A slow-moving Hurricane Wilma ravaged Mexico's Yucatan Peninsula Friday afternoon, likely delaying its time of arrival in the United States.
Although originally expected to reach landfall somewhere in Florida early in the weekend, the storm - which was still moving at approximately 5 mph late Friday - is now anticipated to make U.S. landfall sometime on Monday.
As of Friday afternoon, traffic was starting to backup along Florida's southwest coast because of evacuating residents.
Despite the slowed arrival, a mandatory evacuation of Naples, FL, and the snowbird resort of Marco Island began Friday afternoon. Traffic backups up and down the Florida Peninsula were 10 miles long in some areas, including on the northbound section of Interstate 75 out of Naples and Ft. Myers, ABC News reported.
Evacuations in the Florida Keys were still being conducted on a voluntary basis Friday afternoon.
Anticipation for the storm also brought long lines and gas shortages in pocketed areas of Florida.
Albert Flores, manager of local fuel distributor Floval Oil, told the Miami Herald that demand from gas stations was up by about 30 percent. In Port Charles and Englewood, supplies at a number of stations fell short, leaving pumps dry and evacuating residents without fuel, the Charlotte Sun-Herald reported.
Florida Gov. Jeb Bush released a statement warning people not to horde oil, and that the state had a 200-million-gallon supply of fuel that would be adequate for the evacuation.
Officials said the storm's speed, ocean temperatures and how far it moves inland in the Yucatan would all play a role in where the 400-mile-wide hurricane makes landfall in the United States.
Wilma weakened slightly to a Category 4 Hurricane Thursday, Oct. 20, but the storm could once again strengthen to a powerful Category 5 before its predicted encounter with Florida.

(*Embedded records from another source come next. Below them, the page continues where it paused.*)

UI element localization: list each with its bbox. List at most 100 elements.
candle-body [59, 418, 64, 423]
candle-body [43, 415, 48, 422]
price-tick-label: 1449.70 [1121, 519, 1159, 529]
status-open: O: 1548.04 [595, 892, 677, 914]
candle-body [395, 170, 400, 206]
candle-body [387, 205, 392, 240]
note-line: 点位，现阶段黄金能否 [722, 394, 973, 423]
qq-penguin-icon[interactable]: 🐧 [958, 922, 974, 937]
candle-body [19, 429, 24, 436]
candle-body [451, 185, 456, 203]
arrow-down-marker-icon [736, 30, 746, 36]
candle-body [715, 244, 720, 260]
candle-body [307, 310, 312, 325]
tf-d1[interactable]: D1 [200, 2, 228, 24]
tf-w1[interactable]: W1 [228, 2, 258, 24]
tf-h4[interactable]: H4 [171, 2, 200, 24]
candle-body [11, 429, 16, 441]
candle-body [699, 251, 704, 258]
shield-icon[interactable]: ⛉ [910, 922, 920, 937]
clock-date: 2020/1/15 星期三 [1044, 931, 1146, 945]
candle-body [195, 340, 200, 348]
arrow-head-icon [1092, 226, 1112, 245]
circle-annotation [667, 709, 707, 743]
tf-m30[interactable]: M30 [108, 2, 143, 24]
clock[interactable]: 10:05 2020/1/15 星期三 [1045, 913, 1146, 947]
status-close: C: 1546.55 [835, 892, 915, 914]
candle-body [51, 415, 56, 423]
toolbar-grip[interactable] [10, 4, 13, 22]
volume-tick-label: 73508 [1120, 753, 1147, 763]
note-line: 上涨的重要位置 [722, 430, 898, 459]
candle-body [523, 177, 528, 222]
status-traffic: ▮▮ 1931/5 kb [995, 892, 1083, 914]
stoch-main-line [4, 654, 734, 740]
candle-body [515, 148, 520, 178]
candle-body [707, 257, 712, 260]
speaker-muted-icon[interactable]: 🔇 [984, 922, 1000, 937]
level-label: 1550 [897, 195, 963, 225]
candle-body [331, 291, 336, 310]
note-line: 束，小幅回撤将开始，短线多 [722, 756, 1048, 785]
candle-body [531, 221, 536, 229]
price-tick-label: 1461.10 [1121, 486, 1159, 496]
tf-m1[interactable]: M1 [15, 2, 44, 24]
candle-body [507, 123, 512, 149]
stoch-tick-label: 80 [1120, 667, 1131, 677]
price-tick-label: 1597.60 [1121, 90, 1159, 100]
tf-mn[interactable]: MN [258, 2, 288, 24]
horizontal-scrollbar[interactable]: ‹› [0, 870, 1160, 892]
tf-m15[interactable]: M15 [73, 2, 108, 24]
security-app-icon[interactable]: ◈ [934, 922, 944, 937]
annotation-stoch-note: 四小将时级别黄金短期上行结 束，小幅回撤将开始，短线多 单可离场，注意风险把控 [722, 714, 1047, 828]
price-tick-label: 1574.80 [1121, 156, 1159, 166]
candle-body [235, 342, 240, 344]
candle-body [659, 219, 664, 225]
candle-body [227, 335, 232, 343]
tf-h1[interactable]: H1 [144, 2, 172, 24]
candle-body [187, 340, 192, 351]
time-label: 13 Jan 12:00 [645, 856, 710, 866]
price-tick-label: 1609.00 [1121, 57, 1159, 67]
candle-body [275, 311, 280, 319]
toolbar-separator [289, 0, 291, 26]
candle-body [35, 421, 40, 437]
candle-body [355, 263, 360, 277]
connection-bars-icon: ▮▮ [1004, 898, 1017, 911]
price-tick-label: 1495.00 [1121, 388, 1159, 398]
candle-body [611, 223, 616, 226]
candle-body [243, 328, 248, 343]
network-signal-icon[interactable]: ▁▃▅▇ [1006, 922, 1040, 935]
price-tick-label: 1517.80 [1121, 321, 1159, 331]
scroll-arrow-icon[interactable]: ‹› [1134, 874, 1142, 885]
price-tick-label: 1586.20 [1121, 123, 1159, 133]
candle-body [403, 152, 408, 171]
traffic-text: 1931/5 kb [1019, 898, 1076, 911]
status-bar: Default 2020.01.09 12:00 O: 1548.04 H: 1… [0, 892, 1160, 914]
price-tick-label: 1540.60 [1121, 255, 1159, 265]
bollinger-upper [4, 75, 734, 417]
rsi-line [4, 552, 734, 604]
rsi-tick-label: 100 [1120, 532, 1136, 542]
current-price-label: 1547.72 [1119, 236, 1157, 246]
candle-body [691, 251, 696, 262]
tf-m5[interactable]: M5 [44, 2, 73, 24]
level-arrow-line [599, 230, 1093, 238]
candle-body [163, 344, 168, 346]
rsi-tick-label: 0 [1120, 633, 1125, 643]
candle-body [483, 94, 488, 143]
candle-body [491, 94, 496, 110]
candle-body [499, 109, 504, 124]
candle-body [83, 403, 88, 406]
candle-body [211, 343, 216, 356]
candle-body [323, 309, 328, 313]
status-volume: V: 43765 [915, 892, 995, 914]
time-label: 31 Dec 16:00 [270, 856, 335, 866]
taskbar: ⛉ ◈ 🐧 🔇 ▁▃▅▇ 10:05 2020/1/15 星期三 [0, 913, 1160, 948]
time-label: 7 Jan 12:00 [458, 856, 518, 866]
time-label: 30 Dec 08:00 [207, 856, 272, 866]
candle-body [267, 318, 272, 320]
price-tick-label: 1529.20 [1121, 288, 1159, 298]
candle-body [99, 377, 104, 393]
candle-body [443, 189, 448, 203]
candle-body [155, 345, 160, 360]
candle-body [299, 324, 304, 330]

Hurricane watches and warnings continued Friday afternoon throughout the Caribbean and coastal Mexico. As of late Friday afternoon, official watches were not in effect for the continental United States, but the weather service had advised residents in the Florida Keys and Florida peninsula to "closely monitor the progress" of this extremely dangerous storm.
At 4 p.m. CDT, the center of Wilma was located near over the northeastern end of the island of Cozumel. Wilma is moving toward the northwest at about 5 mph, and is expected to continue in this direction during the next 24 hours. On this track, the center of Wilma is expected to move inland over the extreme northeastern Yucatan Peninsula Friday night and remain inland on Saturday.
Maximum sustained winds are near 140 mph with higher gusts. Hurricane-force winds extend outward up to 85 miles from the center, and tropical storm-force winds extend outward up to 200 miles.
On Wednesday, Wilma broke records, including the lowest millibar pressure - 882 - ever recorded, and a 105 mph increase in wind speeds in just 24 hours, the fastest wind speed increase in recorded Atlantic hurricane history.
The storm's winds propelled it into Category 5 hurricane status Wednesday, before dropping to a Category 4 Thursday. However, officials with the National Weather Service's Hurricane Center said the storm could grow, and cautioned against taking the storm lightly.
"Believe me, this is still a very, very powerful hurricane," Max Mayfield, director of the National Hurricane Center in Miami, told CNN . "Don't minimize this just because it's no longer a Category 5."
The National Weather Service is predicting landfall in Florida anywhere between Tampa and the Florida Keys. A mandatory evacuation for the Florida Keys was issued Wednesday, but was postponed indefinitely due to the storm's slowed movement. Further evacuations are expected further up the peninsula as the storm moves closer to the mainland.
Officials have cautioned area residents of the danger of staying in Wilma's path.
"We had well over a thousand lives lost in Katrina," Mayfield told CNN . "If Wilma comes into the Florida coast as a Category 3 or 4 hurricane, that potential for large loss of life is with us here with this hurricane."
Because of the storm's relative southern position, experts do not expect it to reach oil rigs in the Gulf of Mexico. However, the storm's threat has caused markets to fluctuate and analysts to keep a wary eye on its path.
"Wilma is supposed to hit Florida and not the Gulf of Mexico, but it could easily change direction when it hits land," financial analyst Bruce Evers told Forbes . "It would be absolutely disastrous if Wilma went through the oil platforms."
Hurricane Wilma is the 21st named Atlantic tropical storm to form this year, a tie for the most named tropical storms in a single season, which runs from June 1 to Nov. 30. This is the 12th tropical storm to grow into a hurricane this season, which ties the previous record set in 1969. This is the first year on record that three Category 5 hurricanes have developed.